Christiaan Cornelissen

Christiaan Gerardus Cornelissen (30 August 1864-21 January 1942) was a Dutch syndicalist writer, economist, and trade unionist.

Cornelissen was the second of five children of Johannes Cornelissen, carpenter in Den Bosch, Noord Brabant, and Mechelina van Wijk. He became a primary school teacher in Middelburg, Zeeland. In the late 1880s he started working for Recht voor Allen ("Justice for All"), the organ of the Social Democratic League (in Dutch: Sociaal-Democratische Bond, SDB). Next to Ferdinand Domela Nieuwenhuis, he soon became a leader in the SDB, member of the central committee and head of the international secretariat. He stayed in the SDB, which was renamed to Socialist League, during the breakaway of the Social Democratic Workers' Party (in Dutch: Sociaal Democratische Arbeiders Partij, SDAP). He attended the second congress of the Second International in Brussels, both as a special correspondent of Recht voor Allen and as a delegate of the Dutch railworkers' union contributing to an anti-militarist resolution by the left wing at the congress.

In 1891, he translated the Communist Manifesto to Dutch. In 1893, he was one of the founders of the National Labor Secretariat (in Dutch: Nationaal Arbeids-Secretariaat; NAS). In the following year, he got to know the French anarchist and trade-unionist Fernand Pelloutier and he supported the anarchists expelled from the 1893 Zurich congress of the Second International.
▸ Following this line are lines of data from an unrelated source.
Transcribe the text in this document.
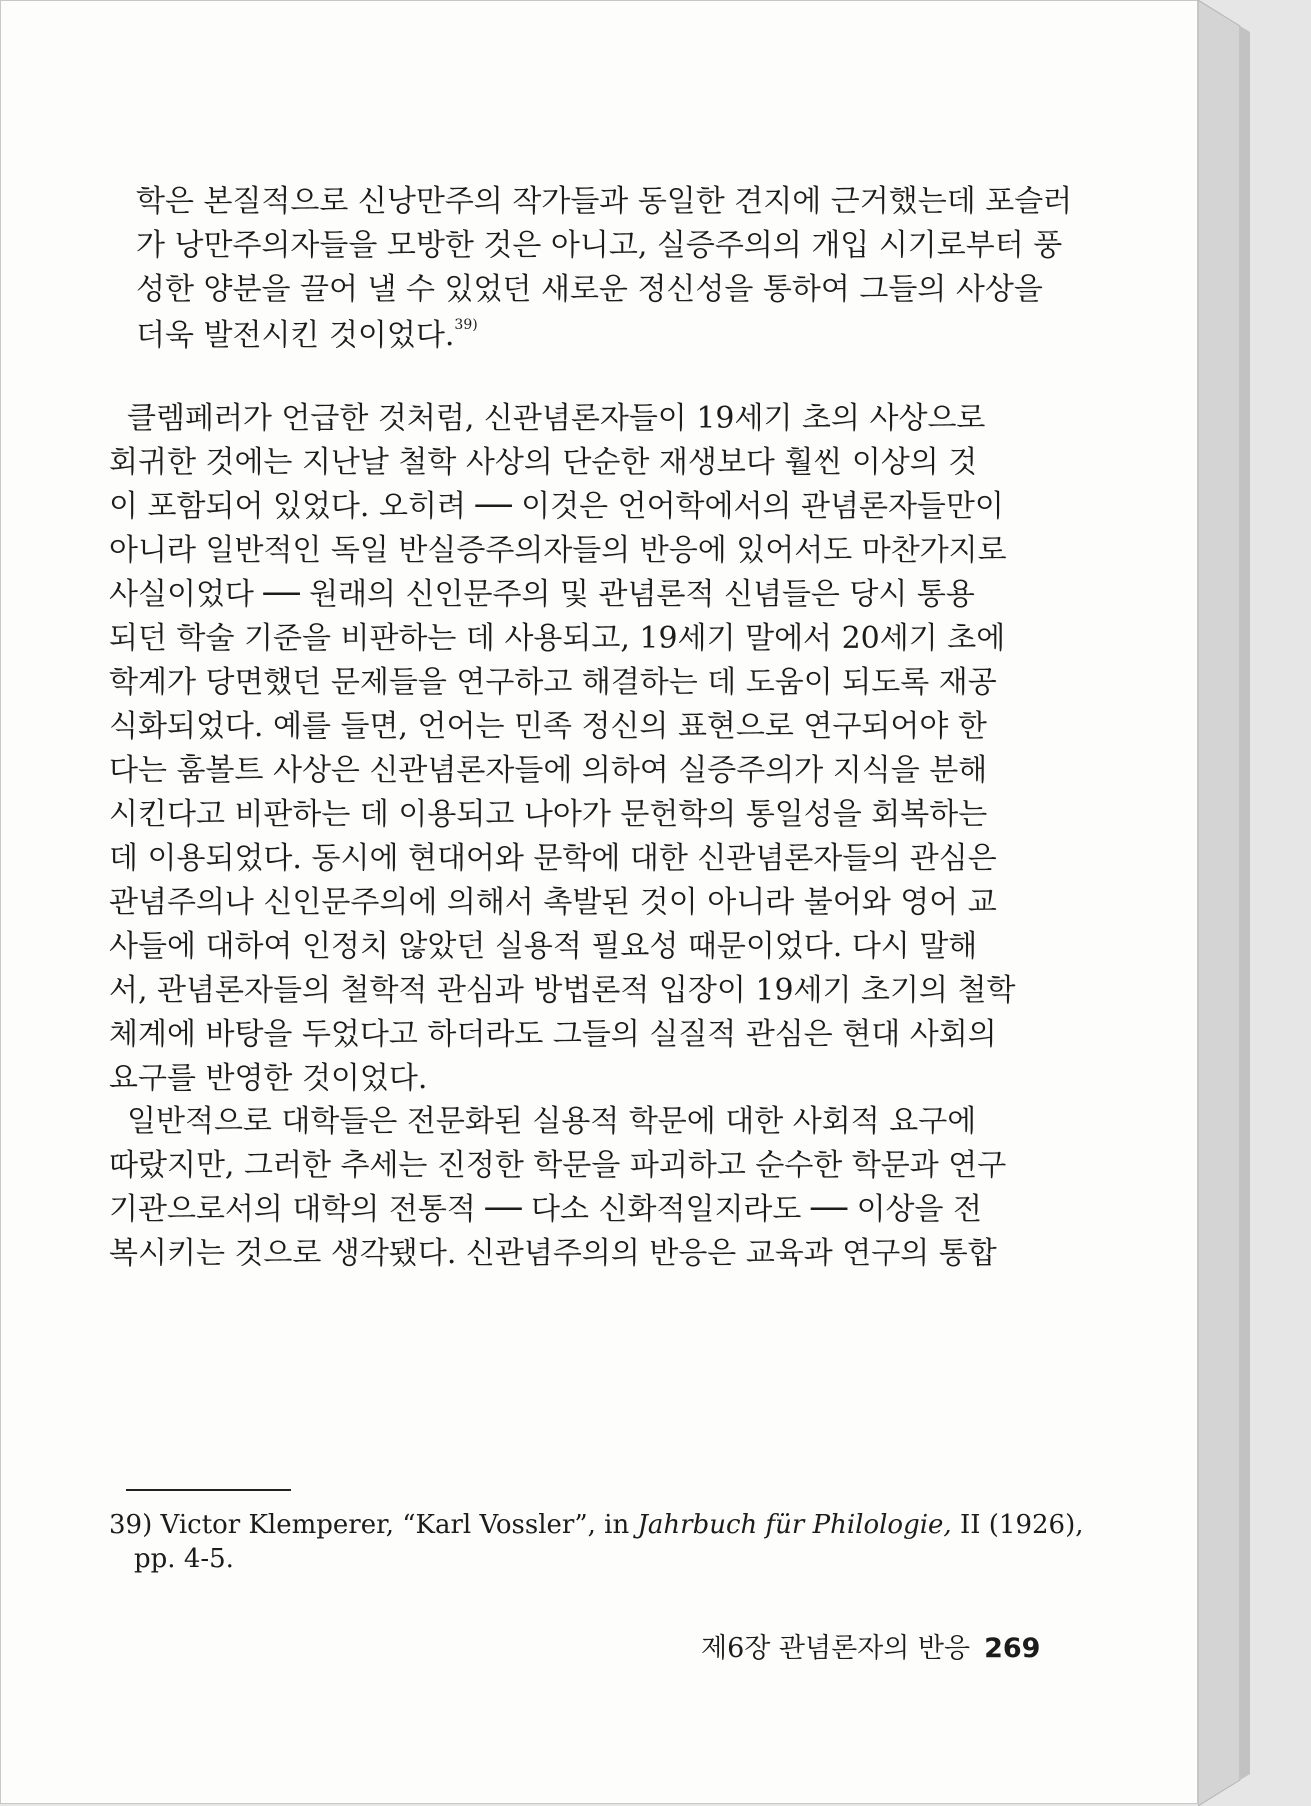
학은 본질적으로 신낭만주의 작가들과 동일한 견지에 근거했는데 포슬러
가 낭만주의자들을 모방한 것은 아니고, 실증주의의 개입 시기로부터 풍
성한 양분을 끌어 낼 수 있었던 새로운 정신성을 통하여 그들의 사상을
더욱 발전시킨 것이었다.$^{39)}$
클렘페러가 언급한 것처럼, 신관념론자들이 19세기 초의 사상으로
회귀한 것에는 지난날 철학 사상의 단순한 재생보다 훨씬 이상의 것
이 포함되어 있었다. 오히려 ── 이것은 언어학에서의 관념론자들만이
아니라 일반적인 독일 반실증주의자들의 반응에 있어서도 마찬가지로
사실이었다 ── 원래의 신인문주의 및 관념론적 신념들은 당시 통용
되던 학술 기준을 비판하는 데 사용되고, 19세기 말에서 20세기 초에
학계가 당면했던 문제들을 연구하고 해결하는 데 도움이 되도록 재공
식화되었다. 예를 들면, 언어는 민족 정신의 표현으로 연구되어야 한
다는 훔볼트 사상은 신관념론자들에 의하여 실증주의가 지식을 분해
시킨다고 비판하는 데 이용되고 나아가 문헌학의 통일성을 회복하는
데 이용되었다. 동시에 현대어와 문학에 대한 신관념론자들의 관심은
관념주의나 신인문주의에 의해서 촉발된 것이 아니라 불어와 영어 교
사들에 대하여 인정치 않았던 실용적 필요성 때문이었다. 다시 말해
서, 관념론자들의 철학적 관심과 방법론적 입장이 19세기 초기의 철학
체계에 바탕을 두었다고 하더라도 그들의 실질적 관심은 현대 사회의
요구를 반영한 것이었다.
일반적으로 대학들은 전문화된 실용적 학문에 대한 사회적 요구에
따랐지만, 그러한 추세는 진정한 학문을 파괴하고 순수한 학문과 연구
기관으로서의 대학의 전통적 ── 다소 신화적일지라도 ── 이상을 전
복시키는 것으로 생각됐다. 신관념주의의 반응은 교육과 연구의 통합
39) Victor Klemperer, “Karl Vossler”, in Jahrbuch für Philologie, II (1926),
pp. 4-5.
제6장 관념론자의 반응 269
The increasing influence of social democrats within the Socialist League led Cornelissen to move to Paris in 1898. However, he remained in contact with the syndicalist movement in the Netherlands and continued writing for the Volksblad and several anarchist periodicals. In France, he worked with a lot of the anarchists he had gotten to know in Zurich. Since he spoke both German and English in addition to French and Dutch, he was particularly useful as a translator. He contributed to La Voix du peuple and La Bataille syndicaliste under the pseudonym "Rupert" (a reference to his wife Elisabeth Katharina Frederike (Lilian) Rupertus whom he had married in October 1899), as he feared deportation should his anarchist activities become public.

In 1903, Rupertus gave birth to the couple's son Fred.

Cornelissen's international contacts were also useful in organizing the 1907 International Anarchist Congress of Amsterdam, which served to establish relations between anarchists worldwide. From 1907, he edited the Bulletin international du mouvement syndicaliste. He also played an important role in organizing the 1913 International Syndicalist Congress in London.

During World War I, Cornelissen actively supported the Union sacrée, a patriotic truce between the French state and the socialist movement. He wrote several anti-German brochures in support of the war, and was a signatory of the Manifesto of the Sixteen. His support for the war estranged Cornelissen from many of his syndicalist and anarchist comrades. After the war, he primarily dedicated himself to his economic studies. In 1944, his Traité général de science économique (General Treatise on the economic science), an elaboration on Théorie de la valeur (Theory of value), which he had published in 1903, to refute the labor theory of value, which both the classic economists and Marx adhered to, was published. He died in 1942 in Domme.